The things I listed are at varying levels of maturity and gravity but they are all things I expect to look back upon as "wow" moments that revealed new things that will be big in the future.

I'm sure others can think of more.

pjc50|7 years ago

There's definitely something wrong with the Engelbart demo: where's the monetisation? Where's the adverts? How could it be sold for ten billion dollars at IPO? Where's the in-app purchases? How can it be sold as a service with appropriate lock-in?

/s

soufron|7 years ago

That's exactly what I have been pointing out at every innovation conference or meeting where I speak. Where is the innovation? Where is the technology? We think that what we use today is advanced and works better, but it's just not true.

topkai22|7 years ago

A lot of it is about price and ease of adoption. My mother used a video phone at the worlds fair in the 60s. I’m fact, she loved it so much she kept on waiting in line to do it over and over again. She only started using one again 50 years later to see her grandkids over FaceTime. And the quality of the experience after 50 years? Well I believe the cameras used in the worlds fair setup were closed circuit broadcast grade tv cameras, so I think the quality was much better (albeit in color.)

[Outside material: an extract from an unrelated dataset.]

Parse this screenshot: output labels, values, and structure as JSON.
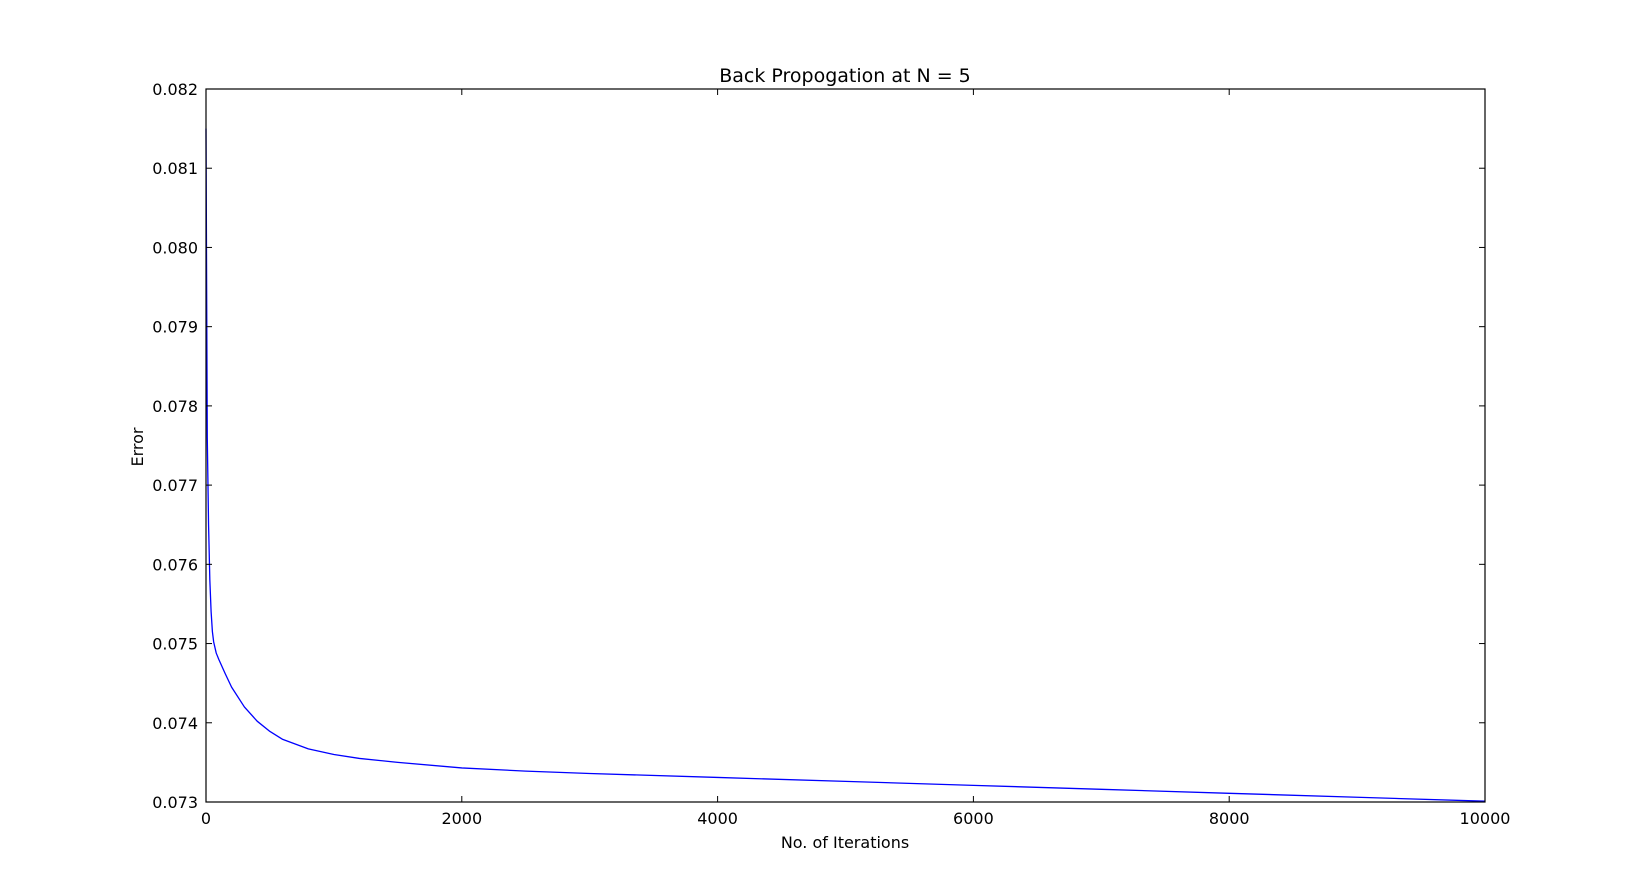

The cost and ease of use however? Already in something she owned and a single button to answer the call.

fspacef|7 years ago

Innovation always seems 2 steps forward one step back... I wonder if we will look back at Steve Jobs' iPhone launch in 07 as something similar (if not already).

joaomacp|7 years ago

That launch is already considered an innovative turning point.

What he shows is basically what exists now in phone tech (apps, good internet, GPS...), and it's the same only-screen device (today's are equal, only larger). And it's now owned by more than 2 billion people.

I know Jobs was seen (probably correctly) as a jerk. But this was such a huge achievement that I can't help admiring it.

cm2187|7 years ago

And a better working version of skype!